Managers need belonging, too
Author: Kathy Callahan
I’ll never forget the last TLC retreat at EnCompass. It was the Fall of 2024, and we were gathering our Team Lead Collaborative (TLC) to share successes across projects, breathe life into our new strategic plan, and have some fun together. The TLC brought together every project lead in the practice, and they were among the most brilliant, dedicated, inspirational, and empathetic human beings I’ve ever had the pleasure to work with.
Looking back at that retreat, I’m struck by the celebration of good work, the artful sharing of challenges and strategies to address them, the alignment with our values and vision. But most of all, I remember the laughter. The joy. The camaraderie. I remember looking around that room and feeling so, so grateful.
These were the leaders of projects addressing world hunger, democracy, global health, education. These were the leaders serving as trusted advisors to our clients, as supervisors to our beloved staff. These leaders were managers, supervisors, and technical experts.
And these leaders were also supervisees.
They also needed supervisors who appreciated their contributions, helped them envision what was next, and challenged them to grow. They needed leaders who would listen thoughtfully, offer guidance, and help them navigate uncertainty. They needed a thriving team, like the TLC, to serve as a trusted community of practice, to stretch them, to innovate with, to rely on.
We depended on them so much, for everything from our business success to growing our staff. And we owed them so much.

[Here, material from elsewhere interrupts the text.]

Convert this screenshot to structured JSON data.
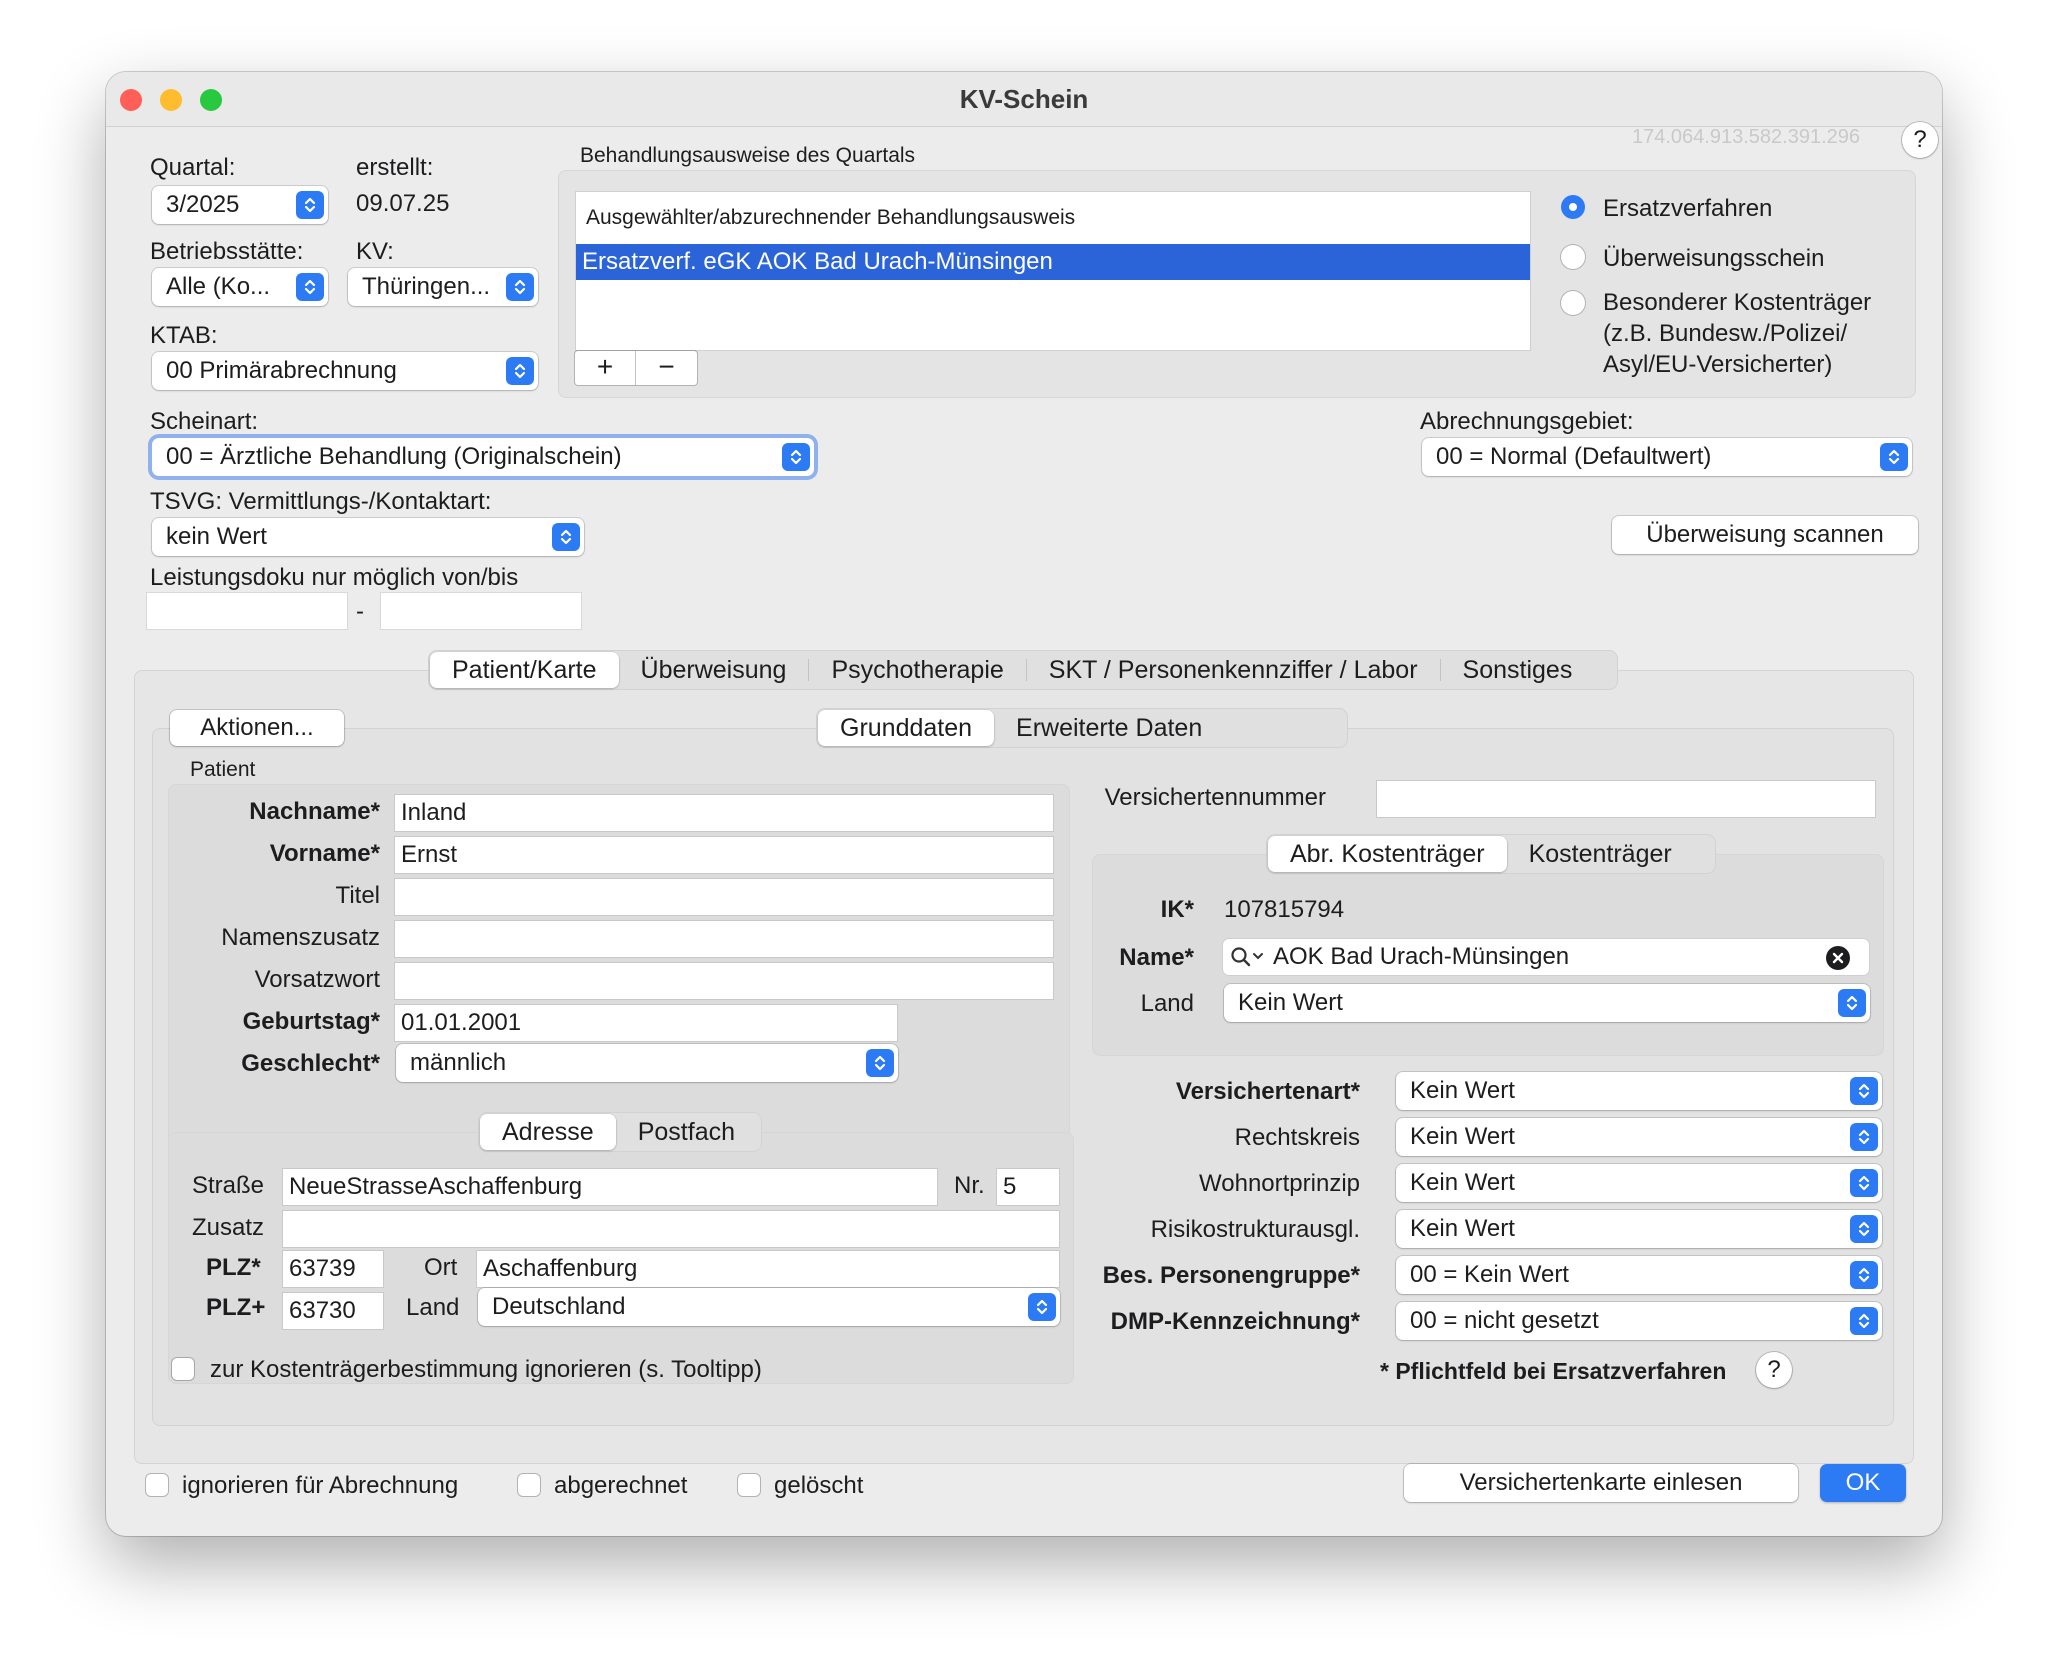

These were the memories that came rushing in this week when I read Gallup’s newest State of the Global Workplace report. Global employee engagement has dropped to a 5-year low, while manager engagement has fallen sharply in recent years. And yet Gallup continues to find that managers account for 70% of the variance in team engagement.
That statistic feels deeply human to me. Because behind it are real people carrying enormous emotional and operational weight every day. People expected to guide teams through uncertainty, cultivate belonging, navigate conflict, deliver results, and somehow remain energized and inspiring through it all.
What Gallup’s findings reinforce is something many of us have experienced firsthand: supervisors shape the emotional climate of organizations. They influence whether people feel connected or isolated, recognized or overlooked, hopeful or depleted.
And supervisors themselves cannot pour endlessly from an empty cup.
One of the most powerful lessons from Appreciative Supervision is that engagement and belonging are cultivated through relationships and conversations. Through the questions supervisors ask. Through whether strengths are noticed. Through whether growth is nurtured. Through whether people feel genuinely seen.
Questions like:
• “Where did you feel most effective in this work?”
• “What strengths did you draw on?”
• “What possibility do you see emerging from this experience?”
• “What support would help you grow from here?”
Over time, those conversations shape culture far more than most strategic plans ever will.
Looking back now, I think part of what made the TLC so special was that it created space for leaders to experience the very things they were trying to create for others: trust, appreciation, growth, challenge, laughter, and community.
And maybe that’s the deeper lesson. If we want engaged workplaces, we have to care for the people carrying the culture every day.